The Western Front: A Cauldron of Innovation

History Extra | 10 March 2021 | 0h 30m | Listen Later | iTunes
Interview with Nick Lloyd about his book The Western Front: A History of the Great War, 1914-1918. Argues that the Western Front in World War I was a cauldron of innovation and an epic struggle against the odds, shaped by transformative military and technological advancements.

Matt Ridley: Infinite Innovation

The Knowledge Project with Shane Parrish | 23 March 2021 | 1h 04m | Listen Later | iTunes
Interview with Matt Ridley discussing writing books about science, the age-old battle between viruses and humans, rational optimism, the difference between innovation and invention, the role of trial and error and the effects of social media on seeing others’ points of view.
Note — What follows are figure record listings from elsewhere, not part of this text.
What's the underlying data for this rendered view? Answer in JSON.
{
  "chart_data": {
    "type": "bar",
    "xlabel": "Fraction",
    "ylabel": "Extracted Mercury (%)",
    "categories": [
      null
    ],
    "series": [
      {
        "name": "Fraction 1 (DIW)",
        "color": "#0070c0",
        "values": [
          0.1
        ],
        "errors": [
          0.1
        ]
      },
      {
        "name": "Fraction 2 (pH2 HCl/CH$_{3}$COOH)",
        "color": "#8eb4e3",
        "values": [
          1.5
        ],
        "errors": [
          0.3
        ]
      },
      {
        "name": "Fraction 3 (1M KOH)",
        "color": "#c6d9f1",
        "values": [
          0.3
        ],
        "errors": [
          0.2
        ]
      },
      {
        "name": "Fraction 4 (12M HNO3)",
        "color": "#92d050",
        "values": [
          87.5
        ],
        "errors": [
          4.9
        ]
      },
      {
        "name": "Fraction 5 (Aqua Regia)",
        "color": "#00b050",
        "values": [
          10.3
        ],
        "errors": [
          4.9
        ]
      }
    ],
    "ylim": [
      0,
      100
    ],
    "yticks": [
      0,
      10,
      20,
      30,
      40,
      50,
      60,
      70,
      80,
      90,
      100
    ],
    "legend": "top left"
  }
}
Culture, Innovation, and the Collective Brain

Many Minds | 3 February 2021 | 1h 29m | Listen Later | iTunes
Interview with Michael Muthukrishna about why our brains got so big; how culture makes us smart; where innovation comes from; the cultural brain hypothesis; what this means for a general theory of intelligence across species; explaining the Flynn Effect; how group size and interconnectedness power culture; the evolution of brain size in humans & cetaceans; why psychology needs to become a historical science; and more.
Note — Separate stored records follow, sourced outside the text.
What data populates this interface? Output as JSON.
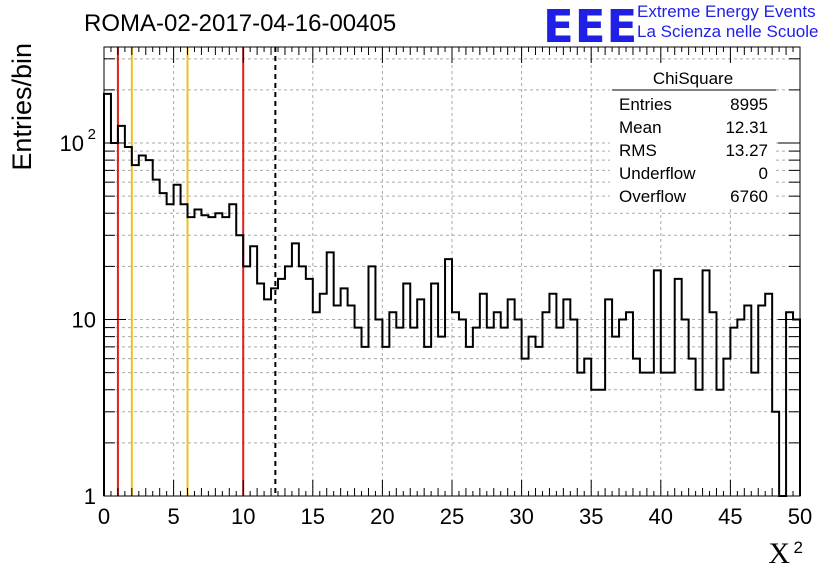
{
  "header": {
    "title": "ROMA-02-2017-04-16-00405",
    "logo_text": "EEE",
    "logo_line1": "Extreme Energy Events",
    "logo_line2": "La Scienza nelle Scuole"
  },
  "colors": {
    "logo": "#1f1fe6",
    "red_line": "#e0201a",
    "yellow_line": "#f0c020",
    "grid": "#aaaaaa"
  },
  "chart_data": {
    "type": "histogram",
    "xlabel": "X",
    "xlabel_superscript": "2",
    "ylabel": "Entries/bin",
    "xlim": [
      0,
      50
    ],
    "ylim": [
      1,
      350
    ],
    "yscale": "log",
    "bin_width": 0.5,
    "grid": true,
    "x_ticks": [
      "0",
      "5",
      "10",
      "15",
      "20",
      "25",
      "30",
      "35",
      "40",
      "45",
      "50"
    ],
    "y_ticks": [
      {
        "value": 1,
        "label": "1"
      },
      {
        "value": 10,
        "label": "10"
      },
      {
        "value": 100,
        "label": "10",
        "exp": "2"
      }
    ],
    "values": [
      190,
      100,
      125,
      95,
      75,
      85,
      80,
      62,
      52,
      45,
      58,
      45,
      38,
      42,
      39,
      38,
      40,
      38,
      45,
      30,
      20,
      26,
      16,
      13,
      15,
      17,
      20,
      27,
      20,
      17,
      11,
      14,
      24,
      12,
      15,
      12,
      9,
      7,
      20,
      10,
      7,
      11,
      9,
      16,
      9,
      13,
      7,
      16,
      8,
      22,
      11,
      10,
      7,
      9,
      14,
      9,
      11,
      9,
      13,
      10,
      6,
      8,
      7,
      11,
      14,
      9,
      13,
      10,
      5,
      6,
      4,
      4,
      13,
      8,
      10,
      11,
      6,
      5,
      5,
      19,
      5,
      5,
      17,
      10,
      6,
      4,
      19,
      11,
      4,
      6,
      9,
      10,
      12,
      5,
      12,
      14,
      3,
      1,
      11,
      10
    ],
    "vertical_lines": [
      {
        "x": 1,
        "color": "red"
      },
      {
        "x": 2,
        "color": "yellow"
      },
      {
        "x": 6,
        "color": "yellow"
      },
      {
        "x": 10,
        "color": "red"
      },
      {
        "x": 12.31,
        "color": "black",
        "style": "dashed"
      }
    ],
    "stats_box": {
      "title": "ChiSquare",
      "rows": [
        {
          "label": "Entries",
          "value": "8995"
        },
        {
          "label": "Mean",
          "value": "12.31"
        },
        {
          "label": "RMS",
          "value": "13.27"
        },
        {
          "label": "Underflow",
          "value": "0"
        },
        {
          "label": "Overflow",
          "value": "6760"
        }
      ]
    }
  }
}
This episode was so insightful that I went looking for more. The episode with Michael Muthukrishna on The Dissenter is also very good.

Simon Baron-Cohen on Pattern Seekers

Noncompliant | 10 December 2020 | 0h 47m | Listen Later | iTunes
Interview with Simon Baron-Cohen about his book The Pattern Seekers: How Autism Drives Human Invention. Describes the evidence that the genes that cause autism are critical to human inventiveness; a benefit that sometimes comes at the cost of cognitive empathy, but not affective empathy. Stresses the importance of recognizing and valuing neurodiversity.

Creating Innovation Ecosystems with Anton Howes

Venture Stories | 24 November 2020 | 1h 04m | Listen Later | iTunes
Interview with Anton Howes, author of Arts & Minds. Discusses the cultures and conditions where innovation is easier and better; why he wrote the book and the key question he was trying to answer; what Silicon Valley could learn from studying the history of Britain; misconceptions that people have about economic growth in the past and future; why people misunderstand what growth is; how statecraft relates to economic growth; questions that people in the field are trying to answer and where he agrees or disagrees with prominent thinkers; and thoughts on progress studies.

Anton’s newsletter, Age of Invention, is my favourite discovery of the last year or so.

Nicholas Crafts: Is the Age of Fast Economic Growth Really Over?

Political Economy with James Pethokoukis | 5 June 2020 | 0h 24m | Listen Later | iTunes
Interview with Nicholas Crafts discussing why productivity has slowed in the past half-century, how we might kick-start innovation in the economy, and whether artificial intelligence could be about to power a fourth industrial revolution.

Textiles as Tech, Science, Math, Culture… or Civilization

a16z | 24 October 2020 | 1h 11m | Listen Later | iTunes
Interview with Virginia Postrel about her book The Fabric of Civilization: How Textiles Made the World. Discusses the ubiquitousness of textile metaphors; the genetics of cotton; the supply chain of silk (including early machines, early management techniques, maestra and notions of expertise); the storage and transmission of knowledge; knitting and AI; and the environmental impact of dyes.

Adam Thierer: How ‘Evasive Entrepreneurship’ Can Beat the Regulatory State

Political Economy with Jim Pethokoukis | 12 June 2020 | 0h 25m | Listen Later | iTunes
Interview with Adam Thierer about his book Evasive Entrepreneurs and the Future of Governance: How Innovation Improves Economies and Governments. Discusses innovative companies skirting regulation that entrenches interests and blocks innovation that benefits consumers and human progress.